Auch in Saisonbetrieben gilt dies nicht, da hier die Dauer des Arbeitsverhältnisses in der Eigenart des Betriebes liegt, § 22 KSchG). Bei Teilzeitbeschäftigten wird die Dauer der Betriebszugehörigkeit anteilig berechnet.

Betriebsgröße

Auch die Größe des Betriebes spielt eine Rolle bei dem Schutz vor Entlassung. Dabei ist die Anzahl der ständig beschäftigten Mitarbeiter entscheidend. Hat der Betrieb mindestens zehn Mitarbeiter, ist das Gesetz anwendbar.

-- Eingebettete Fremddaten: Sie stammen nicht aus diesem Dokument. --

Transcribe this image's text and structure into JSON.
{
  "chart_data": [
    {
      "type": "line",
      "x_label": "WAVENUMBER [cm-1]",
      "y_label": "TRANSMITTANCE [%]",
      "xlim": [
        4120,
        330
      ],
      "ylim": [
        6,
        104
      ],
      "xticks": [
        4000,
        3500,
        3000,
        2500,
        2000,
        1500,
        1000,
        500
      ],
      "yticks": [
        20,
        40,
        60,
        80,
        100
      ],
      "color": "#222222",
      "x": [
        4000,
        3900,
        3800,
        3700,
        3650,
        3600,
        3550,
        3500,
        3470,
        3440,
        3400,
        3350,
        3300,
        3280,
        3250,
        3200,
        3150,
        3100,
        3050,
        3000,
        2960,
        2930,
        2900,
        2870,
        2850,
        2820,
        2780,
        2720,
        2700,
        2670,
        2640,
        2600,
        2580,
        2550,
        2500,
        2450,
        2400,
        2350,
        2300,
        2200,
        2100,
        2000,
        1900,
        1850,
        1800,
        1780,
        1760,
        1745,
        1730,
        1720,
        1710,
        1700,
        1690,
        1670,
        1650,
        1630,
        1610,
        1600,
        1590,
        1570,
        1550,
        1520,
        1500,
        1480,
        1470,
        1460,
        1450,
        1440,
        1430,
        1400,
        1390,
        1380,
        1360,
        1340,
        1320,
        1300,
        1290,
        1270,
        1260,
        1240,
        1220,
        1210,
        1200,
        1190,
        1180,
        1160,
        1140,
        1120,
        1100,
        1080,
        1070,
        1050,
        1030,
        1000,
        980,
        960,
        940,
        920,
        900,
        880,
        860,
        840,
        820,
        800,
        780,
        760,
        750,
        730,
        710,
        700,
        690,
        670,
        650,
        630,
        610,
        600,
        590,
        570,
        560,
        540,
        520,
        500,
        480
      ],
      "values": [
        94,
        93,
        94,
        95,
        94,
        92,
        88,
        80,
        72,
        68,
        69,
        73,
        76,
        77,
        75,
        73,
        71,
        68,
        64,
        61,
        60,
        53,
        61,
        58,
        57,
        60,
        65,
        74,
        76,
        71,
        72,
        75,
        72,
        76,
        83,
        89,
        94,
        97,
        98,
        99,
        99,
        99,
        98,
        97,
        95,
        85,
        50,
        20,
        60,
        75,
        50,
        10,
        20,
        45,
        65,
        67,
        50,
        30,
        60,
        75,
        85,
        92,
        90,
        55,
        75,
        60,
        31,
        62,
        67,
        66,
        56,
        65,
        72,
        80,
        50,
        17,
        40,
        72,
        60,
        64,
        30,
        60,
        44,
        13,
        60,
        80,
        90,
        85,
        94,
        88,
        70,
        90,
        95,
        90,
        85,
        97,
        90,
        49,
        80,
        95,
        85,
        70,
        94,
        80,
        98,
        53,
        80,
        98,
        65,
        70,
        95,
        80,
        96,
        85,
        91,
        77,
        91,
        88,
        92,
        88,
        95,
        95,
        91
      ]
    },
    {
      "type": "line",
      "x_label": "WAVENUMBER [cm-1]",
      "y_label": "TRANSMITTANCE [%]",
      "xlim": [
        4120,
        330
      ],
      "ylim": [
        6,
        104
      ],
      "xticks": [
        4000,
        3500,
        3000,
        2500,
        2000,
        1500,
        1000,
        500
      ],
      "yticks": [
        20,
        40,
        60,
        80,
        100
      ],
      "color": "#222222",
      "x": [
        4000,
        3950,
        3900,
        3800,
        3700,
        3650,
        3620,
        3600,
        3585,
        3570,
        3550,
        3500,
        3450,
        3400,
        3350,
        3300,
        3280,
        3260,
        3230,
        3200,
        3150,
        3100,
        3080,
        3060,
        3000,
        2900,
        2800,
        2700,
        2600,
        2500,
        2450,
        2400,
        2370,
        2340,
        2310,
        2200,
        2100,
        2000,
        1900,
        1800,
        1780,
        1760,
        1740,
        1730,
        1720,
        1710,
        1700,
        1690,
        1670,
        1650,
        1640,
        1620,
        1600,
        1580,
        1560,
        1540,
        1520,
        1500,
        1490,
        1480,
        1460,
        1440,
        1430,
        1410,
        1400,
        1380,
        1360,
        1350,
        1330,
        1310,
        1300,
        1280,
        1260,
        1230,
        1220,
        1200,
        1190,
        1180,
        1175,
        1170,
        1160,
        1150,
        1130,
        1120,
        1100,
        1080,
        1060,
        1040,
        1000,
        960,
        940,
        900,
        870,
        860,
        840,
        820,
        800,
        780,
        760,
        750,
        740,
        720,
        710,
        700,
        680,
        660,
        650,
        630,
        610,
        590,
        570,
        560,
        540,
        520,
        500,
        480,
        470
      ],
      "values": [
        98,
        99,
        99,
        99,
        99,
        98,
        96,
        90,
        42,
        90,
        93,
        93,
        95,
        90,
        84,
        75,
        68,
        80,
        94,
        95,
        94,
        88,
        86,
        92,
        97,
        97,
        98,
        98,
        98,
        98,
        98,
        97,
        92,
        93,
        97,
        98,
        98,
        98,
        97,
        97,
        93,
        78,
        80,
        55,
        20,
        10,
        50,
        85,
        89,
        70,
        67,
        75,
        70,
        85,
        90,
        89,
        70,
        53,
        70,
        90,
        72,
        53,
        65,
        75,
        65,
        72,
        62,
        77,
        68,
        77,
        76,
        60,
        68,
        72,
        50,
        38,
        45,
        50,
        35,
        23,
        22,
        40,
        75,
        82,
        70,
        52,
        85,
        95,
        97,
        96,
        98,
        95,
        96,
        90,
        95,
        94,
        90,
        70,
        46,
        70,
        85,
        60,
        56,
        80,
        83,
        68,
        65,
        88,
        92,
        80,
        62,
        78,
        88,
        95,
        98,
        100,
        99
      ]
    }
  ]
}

Allerdings sind hier Besonderheiten für Kleinbetriebe zu beachten. Hat ein Betrieb mehr als fünf Arbeitnehmer, die vor dem 31.12.2003 dort arbeiteten, gilt für diese fünf der Kündigungsschutz, während er für diejenigen, die später eingestellt wurden, erst ab einer Mitarbeiterzahl von 10 gilt.

Besonderer Kündigungsschutz

Diesen genießen Personengruppen wie Schwerbehinderte, Schwangere, Mitglieder des Betriebsrates. Schwerbehinderte dürfen nur mit Zustimmung des Integrationsamtes gekündigt werden.

Auch hier ist die Betriebszugehörigkeit für mindestens sechs Monate Voraussetzung. Sollte die Zustimmung des Amtes nicht eingeholt worden sein, gibt es auch hier die Möglichkeit einer Klage.

Inhalt der Klage
Eine Klage muss folgendes enthalten:

-Das angerufene Gericht
-Kläger und Beklagten
-Den Antrag auf die Feststellung, dass das Arbeitsverhältnis durch die Klage nicht aufgelöst ist, §4 KSchG.
-Die Gründe, auf denen die Klage beruht. Bis zum Schluss der mündlichen Verhandlung erster Instanz können auch Gründe nachgereicht werden.
-Der Arbeitnehmer kann innerhalb einer Woche nach Zugang der Kündigung Einspruch beim Betriebsrat einlegen und dessen Stellungnahme der Klage beifügen.

In der ersten Instanz des Arbeitsgerichtes gibt es keinen Anwaltszwang. Jedoch ist es immer ratsam, gerade bei komplizierten Fällen den Rat eines Anwaltes einzuholen. Spätestens vor dem Berufungsgericht ist es dann Pflicht.

Folgen der Klage

Während die Klage läuft, muss der Arbeitnehmer weiter beschäftigt werden, wenn dies zumutbar ist. Sollte das Gericht zum Schluss kommen, dass die Entlassung unwirksam ist, kann es das Arbeitsverhältnis auf Antrag des Arbeitnehmers dennoch aufheben und den Arbeitgeber zur Zahlung einer Abfindung verpflichten.